The nurse informed me that the crying I could hear was her, my Nora. She was crying, it was the most glorious sound I have ever heard. I felt like I was floating, I have never felt as strong of a relief as I did in that moment. When they wheeled me to my room I was told to get some sleep and they could bring her to me when I woke up. I felt no pain, no grogginess, I could not even sit up all the way from the epidural, but I demanded them to bring her to me. She was it, the very thought my brain was thinking. It was all for her, I needed to see her.
I held her, and she was perfection. I was complete. She is the reason I am a Mom. She is it. She made me who I am. Her being there was the perfection. My labor, the surgery, that was all forgotten. She was beautiful, breathing, eating, sleeping and pooping. Yes, even that was miraculous.
Less then 2 hours after I was out of recovery I was told to get up and do laps around the hospital hallways, pushing my sweet girl along the way. My husband told me to take it easy. How could I take it easy? I had a daughter to take care of. I needed to get back to normal, I yearned to be a Mommy and I was not letting a little thing like a surgery prevent me from being that. The recovery was brutal, but the most brutal part about it was my stubbornness and anger in that I had to do it. This was never the plan, I had to catch up. |
In remembering those moments, my thoughts in that time. Looking at my c-section scar, my three healthy kids. I have nothing to prove, I have no reason to claim I earned it, I simply just did. I am not shaming any Mom who birthed her child naturally, a Mom with an epidural, one who delivered her baby in the back seat of a car, a Mom with a c-section (by choice or necessity), a Mom who married and gained a child, a Mom who adopted her child. We all have stories, hurtles, battle scars, and wounds to show and tell. All of us are Mom's, and none of us should be apologetic of how we became one.
My scar is my story. It is the physical proof that I put everything aside for my child. I gave my body over, willingly to be maimed for my baby. My three children. The one I felt my heart surge for when I saw that little kidney bean shape blob on the sonogram. The one I felt my heart lurch and shatter when she was born blue. The one I held in my arms and felt such pride for when all was said and done. The same baby that now both challenges, excites, exhausts, and makes my love grow more everyday with her 7 year old self.

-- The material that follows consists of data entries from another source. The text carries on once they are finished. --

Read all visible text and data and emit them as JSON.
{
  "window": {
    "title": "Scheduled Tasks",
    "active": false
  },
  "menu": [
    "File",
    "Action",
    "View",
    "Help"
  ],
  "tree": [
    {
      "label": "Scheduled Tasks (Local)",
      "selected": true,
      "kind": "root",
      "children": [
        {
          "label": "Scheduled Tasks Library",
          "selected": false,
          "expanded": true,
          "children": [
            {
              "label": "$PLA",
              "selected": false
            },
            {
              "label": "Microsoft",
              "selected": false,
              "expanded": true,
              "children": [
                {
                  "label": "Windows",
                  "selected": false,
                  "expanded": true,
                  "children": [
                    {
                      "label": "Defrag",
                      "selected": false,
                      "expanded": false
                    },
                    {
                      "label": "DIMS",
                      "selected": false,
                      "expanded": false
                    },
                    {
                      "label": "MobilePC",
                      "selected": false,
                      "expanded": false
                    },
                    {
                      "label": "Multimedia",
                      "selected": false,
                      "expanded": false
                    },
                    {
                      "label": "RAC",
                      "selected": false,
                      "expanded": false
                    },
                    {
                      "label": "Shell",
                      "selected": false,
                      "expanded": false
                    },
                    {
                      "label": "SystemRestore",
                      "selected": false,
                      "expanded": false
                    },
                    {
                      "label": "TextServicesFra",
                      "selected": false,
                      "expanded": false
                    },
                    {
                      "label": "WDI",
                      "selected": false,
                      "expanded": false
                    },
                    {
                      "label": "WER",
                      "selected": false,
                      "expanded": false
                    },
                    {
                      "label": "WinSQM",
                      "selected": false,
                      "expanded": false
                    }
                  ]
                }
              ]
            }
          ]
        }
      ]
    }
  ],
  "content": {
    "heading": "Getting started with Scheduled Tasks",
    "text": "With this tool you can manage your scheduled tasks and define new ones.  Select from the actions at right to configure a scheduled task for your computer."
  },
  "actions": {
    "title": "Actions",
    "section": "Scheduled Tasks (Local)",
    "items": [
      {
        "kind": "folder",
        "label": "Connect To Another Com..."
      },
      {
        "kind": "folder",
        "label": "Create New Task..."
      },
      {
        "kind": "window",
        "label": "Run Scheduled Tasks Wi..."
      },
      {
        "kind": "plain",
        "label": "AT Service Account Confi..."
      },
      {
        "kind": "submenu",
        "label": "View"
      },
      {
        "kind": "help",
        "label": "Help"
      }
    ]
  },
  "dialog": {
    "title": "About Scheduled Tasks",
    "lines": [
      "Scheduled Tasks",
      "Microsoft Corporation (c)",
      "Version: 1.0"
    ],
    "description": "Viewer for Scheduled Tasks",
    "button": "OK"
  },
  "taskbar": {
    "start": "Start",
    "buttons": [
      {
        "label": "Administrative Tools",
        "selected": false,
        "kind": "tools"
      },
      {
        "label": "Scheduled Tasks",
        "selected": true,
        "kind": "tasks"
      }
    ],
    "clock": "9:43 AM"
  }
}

I became a Mom to be her Mom, to be my two son's Mom. That was the goal, the perfection of the birth. My bad ass scar is just the way my kids began their life. It was the first of a lifetime of moments I will put my children before anything else, including myself. I risked it all for them, and always will with no hesitation. I will never make an excuse for that, apologize, shy away from or make my case for ever again. I did it, that is the important part. We made it, that is the perfect birth plan I should have been planning for. That is what we all should be celebrating, we made it, we did it, we are Mom's and our kids are here, living. No apology's should be made. Never again will I proclaim anything but pride for my journey to Motherhood. I am Mom enough.